この事故で乗員乗客ほぼ全員死亡したが、その中で彼女の遺体だけが見つからず世間では随分と騒ぎになった。今でも見つかっておらず理由は今も分かっていない。極端な話、もしかしたら月面をほっつき歩いているかもしれないのだ。彼女があの過酷な環境に耐えられる体の持ち主だとしたら、だが。
小学生の頃、親が買ってきてくれた宇宙の図鑑がある。地球、太陽系、天の川銀河、銀河団、宇宙の大規模構造にまで書いてあった。その本で天国への階段の話は嘘なのだと知ってしまった。だからこそ逆に宇宙に心惹かれたのかもしれない。宇宙飛行士になった今でも大切に持っている。そして、天国なんてものはあるわけが無いと園長先生の階段の話をたまに思い出しては阿呆らしく感じてしまう。
「階段の夢、単独探査中は見ないといいな」無線で同僚の飛行士、フォーブスが突然言ってきた。

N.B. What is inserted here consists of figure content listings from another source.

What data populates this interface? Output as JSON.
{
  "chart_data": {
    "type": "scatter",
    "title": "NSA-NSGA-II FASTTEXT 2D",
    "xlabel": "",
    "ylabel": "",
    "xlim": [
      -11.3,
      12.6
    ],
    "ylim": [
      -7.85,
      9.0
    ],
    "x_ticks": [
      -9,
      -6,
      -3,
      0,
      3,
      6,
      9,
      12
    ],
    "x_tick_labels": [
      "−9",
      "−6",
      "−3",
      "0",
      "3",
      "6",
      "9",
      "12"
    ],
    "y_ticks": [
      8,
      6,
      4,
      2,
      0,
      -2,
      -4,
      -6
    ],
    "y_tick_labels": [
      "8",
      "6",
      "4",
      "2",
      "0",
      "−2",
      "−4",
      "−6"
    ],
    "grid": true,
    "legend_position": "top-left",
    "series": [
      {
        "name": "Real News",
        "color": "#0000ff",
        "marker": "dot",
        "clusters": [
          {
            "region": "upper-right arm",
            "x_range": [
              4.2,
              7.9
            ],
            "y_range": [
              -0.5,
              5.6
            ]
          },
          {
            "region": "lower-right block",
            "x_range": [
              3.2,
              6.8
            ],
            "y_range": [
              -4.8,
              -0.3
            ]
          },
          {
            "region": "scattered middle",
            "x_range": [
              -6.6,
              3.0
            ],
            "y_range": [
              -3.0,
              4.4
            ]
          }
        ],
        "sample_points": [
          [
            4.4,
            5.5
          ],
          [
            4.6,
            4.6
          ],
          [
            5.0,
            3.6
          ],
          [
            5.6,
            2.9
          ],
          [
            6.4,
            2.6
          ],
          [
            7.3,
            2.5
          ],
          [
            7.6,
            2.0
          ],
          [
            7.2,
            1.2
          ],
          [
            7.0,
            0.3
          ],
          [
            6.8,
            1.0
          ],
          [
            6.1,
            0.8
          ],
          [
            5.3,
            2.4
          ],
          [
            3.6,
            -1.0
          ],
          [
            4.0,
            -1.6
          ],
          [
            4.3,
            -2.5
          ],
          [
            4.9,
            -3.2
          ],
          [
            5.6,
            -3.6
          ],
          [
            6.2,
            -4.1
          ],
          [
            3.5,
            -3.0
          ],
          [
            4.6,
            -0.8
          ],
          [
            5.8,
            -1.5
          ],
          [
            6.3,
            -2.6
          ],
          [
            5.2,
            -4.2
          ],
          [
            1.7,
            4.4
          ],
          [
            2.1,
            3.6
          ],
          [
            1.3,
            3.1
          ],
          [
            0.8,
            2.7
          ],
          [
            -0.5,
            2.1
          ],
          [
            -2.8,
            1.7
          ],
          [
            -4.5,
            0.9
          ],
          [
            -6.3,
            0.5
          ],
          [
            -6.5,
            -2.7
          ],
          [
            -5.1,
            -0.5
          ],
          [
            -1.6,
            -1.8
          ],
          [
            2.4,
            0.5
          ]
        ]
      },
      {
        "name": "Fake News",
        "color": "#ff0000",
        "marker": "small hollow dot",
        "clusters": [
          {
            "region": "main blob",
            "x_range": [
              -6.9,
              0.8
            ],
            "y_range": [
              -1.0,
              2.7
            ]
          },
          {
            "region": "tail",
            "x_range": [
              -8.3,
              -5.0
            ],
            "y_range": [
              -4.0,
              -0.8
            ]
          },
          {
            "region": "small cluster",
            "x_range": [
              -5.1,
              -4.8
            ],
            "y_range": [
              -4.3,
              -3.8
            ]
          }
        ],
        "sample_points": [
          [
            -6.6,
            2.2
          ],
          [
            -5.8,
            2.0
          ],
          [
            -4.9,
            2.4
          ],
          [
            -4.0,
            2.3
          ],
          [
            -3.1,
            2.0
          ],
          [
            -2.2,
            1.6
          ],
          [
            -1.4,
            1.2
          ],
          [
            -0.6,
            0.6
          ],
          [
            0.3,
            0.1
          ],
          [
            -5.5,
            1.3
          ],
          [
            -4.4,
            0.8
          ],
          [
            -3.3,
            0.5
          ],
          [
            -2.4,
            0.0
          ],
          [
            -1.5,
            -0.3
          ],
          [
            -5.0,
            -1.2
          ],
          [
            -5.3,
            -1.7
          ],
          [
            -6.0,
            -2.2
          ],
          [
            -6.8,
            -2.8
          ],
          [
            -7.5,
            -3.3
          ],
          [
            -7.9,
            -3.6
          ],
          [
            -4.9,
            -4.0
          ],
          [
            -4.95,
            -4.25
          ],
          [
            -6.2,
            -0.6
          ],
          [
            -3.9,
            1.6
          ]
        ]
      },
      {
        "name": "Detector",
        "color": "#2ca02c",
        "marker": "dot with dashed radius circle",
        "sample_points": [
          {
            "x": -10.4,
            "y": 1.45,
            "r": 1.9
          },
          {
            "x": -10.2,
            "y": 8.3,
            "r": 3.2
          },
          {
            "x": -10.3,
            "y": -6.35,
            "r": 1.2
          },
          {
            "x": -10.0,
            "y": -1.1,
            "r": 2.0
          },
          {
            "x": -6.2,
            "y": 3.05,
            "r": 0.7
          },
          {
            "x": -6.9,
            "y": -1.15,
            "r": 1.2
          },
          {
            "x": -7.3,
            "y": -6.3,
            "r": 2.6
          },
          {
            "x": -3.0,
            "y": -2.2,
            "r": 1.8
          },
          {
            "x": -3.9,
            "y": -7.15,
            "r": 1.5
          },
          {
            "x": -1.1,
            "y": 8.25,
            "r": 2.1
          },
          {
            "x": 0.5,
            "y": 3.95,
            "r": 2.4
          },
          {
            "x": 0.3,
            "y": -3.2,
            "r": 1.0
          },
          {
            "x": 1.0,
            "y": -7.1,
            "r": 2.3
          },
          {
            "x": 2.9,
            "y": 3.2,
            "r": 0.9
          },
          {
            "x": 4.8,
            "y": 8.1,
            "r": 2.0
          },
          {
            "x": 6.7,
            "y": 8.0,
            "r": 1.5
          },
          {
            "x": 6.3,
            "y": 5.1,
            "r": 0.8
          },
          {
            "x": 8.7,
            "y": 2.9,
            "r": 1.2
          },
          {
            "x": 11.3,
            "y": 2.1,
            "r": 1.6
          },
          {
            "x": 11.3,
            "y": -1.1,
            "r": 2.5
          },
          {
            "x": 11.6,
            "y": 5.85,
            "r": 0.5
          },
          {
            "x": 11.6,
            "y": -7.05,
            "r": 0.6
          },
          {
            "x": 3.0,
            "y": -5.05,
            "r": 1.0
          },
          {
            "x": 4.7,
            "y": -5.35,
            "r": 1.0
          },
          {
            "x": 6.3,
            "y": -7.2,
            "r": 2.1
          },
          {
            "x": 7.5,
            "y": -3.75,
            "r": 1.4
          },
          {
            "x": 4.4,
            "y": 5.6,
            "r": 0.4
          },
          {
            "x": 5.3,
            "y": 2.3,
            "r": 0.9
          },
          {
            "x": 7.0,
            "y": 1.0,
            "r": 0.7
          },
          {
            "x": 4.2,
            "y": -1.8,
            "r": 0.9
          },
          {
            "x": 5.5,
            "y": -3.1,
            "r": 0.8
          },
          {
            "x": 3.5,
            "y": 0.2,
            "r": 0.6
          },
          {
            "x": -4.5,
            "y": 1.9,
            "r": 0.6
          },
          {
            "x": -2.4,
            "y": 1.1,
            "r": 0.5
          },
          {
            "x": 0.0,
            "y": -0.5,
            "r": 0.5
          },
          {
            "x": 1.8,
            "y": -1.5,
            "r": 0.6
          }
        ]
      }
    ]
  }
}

向こうは機体のチェックが終わったのかもしれない。こちらも残りの確認事項はあと二つだけだった。
「ちょっと待ってくれ、あと少し……」少し離れたインジケータに目を通してからシートに座ってベルトに手を掛ける。「本当にそうだ、一人であんな夢は勘弁してほしい」
「祈ってるよ、シロトが変な夢を見ないようにってな」
「ありがとう」
同僚たちには夢のことを話したことがあった。
「フェニックス号、バタフライ号、準備はOK?」母船の管制室から声が入る。
「オッケー!」フォーブスが威勢よく返事。
「こちらも完了した」俺も答える。
「じゃあ、フェニックスから行こうか」
「了解」
勢いの良いカウントダウンの後、母船から切り離され、遠くなっていくフェニックスの機影がコックピットから見えた。特徴的なリフティングボディの機体は夜空の中でも綺麗だ。
「こちらフェニックス。軌道に入った!」
「バタフライも行こうか。カウントスタート! 十、九、八、七、六、五、四、三、二、一、ゼロ!」
重たい音と同時に切り離される。
「いってらっしゃい」
姿勢制御スラスタ噴射。
安全距離まで離脱。
「行ってくる」
メインエンジン点火。
「シャリー、予定航路出して」
デジタルアシスタントを呼び出す。
「かしこまりました」
ディスプレイに惑星ラギヤー49eまでの航路と距離が表示される。